Embody and Enliven With the Pancha Vayus

The Pancha Vayus

As integral to asana sadhana as the breath and bandhas, are the Pancha Vayus. These three concepts, breath, bandhas, and vayus, are interlocked and part of each other. They are identified as separate parts of an indivisible whole leading to an embodied and fulfilling yoga practice.
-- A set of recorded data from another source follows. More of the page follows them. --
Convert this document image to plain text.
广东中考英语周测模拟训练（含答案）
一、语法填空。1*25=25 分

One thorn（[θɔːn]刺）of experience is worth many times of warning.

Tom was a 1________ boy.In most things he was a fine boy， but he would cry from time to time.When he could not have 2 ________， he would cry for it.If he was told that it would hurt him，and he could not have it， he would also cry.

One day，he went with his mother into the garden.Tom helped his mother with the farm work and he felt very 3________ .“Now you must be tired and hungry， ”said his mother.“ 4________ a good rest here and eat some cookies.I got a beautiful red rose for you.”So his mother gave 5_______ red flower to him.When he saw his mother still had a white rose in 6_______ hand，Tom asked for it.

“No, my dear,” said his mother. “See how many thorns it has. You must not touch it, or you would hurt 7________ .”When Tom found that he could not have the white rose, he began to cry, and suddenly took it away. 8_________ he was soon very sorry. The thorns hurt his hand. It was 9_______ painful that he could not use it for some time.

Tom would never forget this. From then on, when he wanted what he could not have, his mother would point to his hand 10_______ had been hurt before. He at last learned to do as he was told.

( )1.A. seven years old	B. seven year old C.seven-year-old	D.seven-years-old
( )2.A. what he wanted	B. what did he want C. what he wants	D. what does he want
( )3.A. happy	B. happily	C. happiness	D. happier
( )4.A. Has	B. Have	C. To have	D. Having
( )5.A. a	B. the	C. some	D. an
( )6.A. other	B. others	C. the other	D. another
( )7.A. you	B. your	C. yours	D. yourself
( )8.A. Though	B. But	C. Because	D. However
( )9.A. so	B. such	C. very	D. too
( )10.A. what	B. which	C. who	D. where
Pancha Vayus translates to five winds, or energy flows. These energetic forces hold the body together, and enable the body to perform its functions, subtle and gross. These five vayus are Prana Vayu, Apana Vayu, Vyana Vayu, Udana Vayu, and Samana Vayu. These are all manifestations of Maha Prana, the cosmic energy manifest in all of us.

The Vayus in Asana

On a physical level, the Pancha Vayus represent the inherent quality of motion. When we balance and tap into the vayus during yoga, the body enlivens and we more fully embody our asanas. We root to rise, find expansion through emptiness, and find ease in strength. It is through the union of opposites that we find ourselves moving with grace and fully alive.

Prana Vayu

This Vayu initiates the action of all other Vayus. It functions between the throat and diaphragm. All respiration and cardiac activity is controlled by Prana. Every organ, muscle, bone, and cell in the body requires the intake of Prana and oxygen. The direction of Prana Vayu is upwards and outwards.

In asana. . .

As Prana Vayu governs the heart space, it is also the energy that helps us open up in backbends. In Cobra it is the buoyancy and fluidity in the heart space that lengthens the spine and expands the chest. In Wheel Pose it is the deep and expansive energy that pushes the heart upward and through the arms.

Apana Vayu

Apana is seated in the abdomen and pelvic floor. It is the downward and outward flow of energy that governs the kidneys, bladder, colon, rectum, bladder, and genitals. This Vayu is grounding, rooting, and relaxing.

In asana. . .

Apana is what ‘sends roots through the feet.’ It is pressing down into the ground and working with gravity. It provides a stable foundation by connection with the Earth and feeds the upward flow of energy. It is felt in standing poses by pushing down through the feet. In Downward Dog and Handstand it is the action of pushing the Earth away with your hands. In seated, prone, and supine poses it is the nurturing and rooted sensation we feel by sinking in and/or pressing down.

Udana Vayu

Udana is the inward and upward flow of energy governing the throat, brain, and face. Its corresponding element is ether. It nourishes and fuels how we interpret our experiences and react to these perceptions. As it is in the throat area, it also governs speech.

In asana. . .

We can access and direct Udana Vayu through inversions as a result of the increased blood and energy flow to the head while we’re upside down. In Shoulderstand, Jalandhara Bandha, or the chin lock, is also used to promote the right function of this vayu by stimulating the area of the throat.

Samana Vayu

Sama means equal. This vayu is the equalizer and located at the center of our bodies in the abdominal area. It is an inward-drawing energy from the peripheral body into the core. It fuels digestion, the liver and spleen, mental peace, and harmony.

In asana. . .

Samana Vayu is felt every time the core engages for Uddiyana Bandha and the belly pulls back and up. In standing poses it is the energetic pull into the body as the limbs expand outwards. In Warrior One it is the energetic pull of the legs into their sockets, the belly to spine, and the energetic hug of the arms towards center line.

Vyana Vayu

Vyana Vayu is the outward-moving energy emanating from the navel. It governs circulation and serves as the outer boundary of the body’s energy system and a connective force for tissues and the other Vayus. It permeates the entire body, coursing through all of the body’s 72,000+ nadis (energetic channels).

In asana. . .

Vyana is expansion rooted in the body’s center. In Warrior Two, it is the energy of the arms reaching away from center line. In Plank, as Samana pulls everything to center and contracts the core, Vyana reaches the heels away and lengthens the spine. In One Legged Crow it is the lift in the back leg as it reaches out and back. By keeping the outward-reaching leg energized and vibrant, the body becomes weightless yet strong.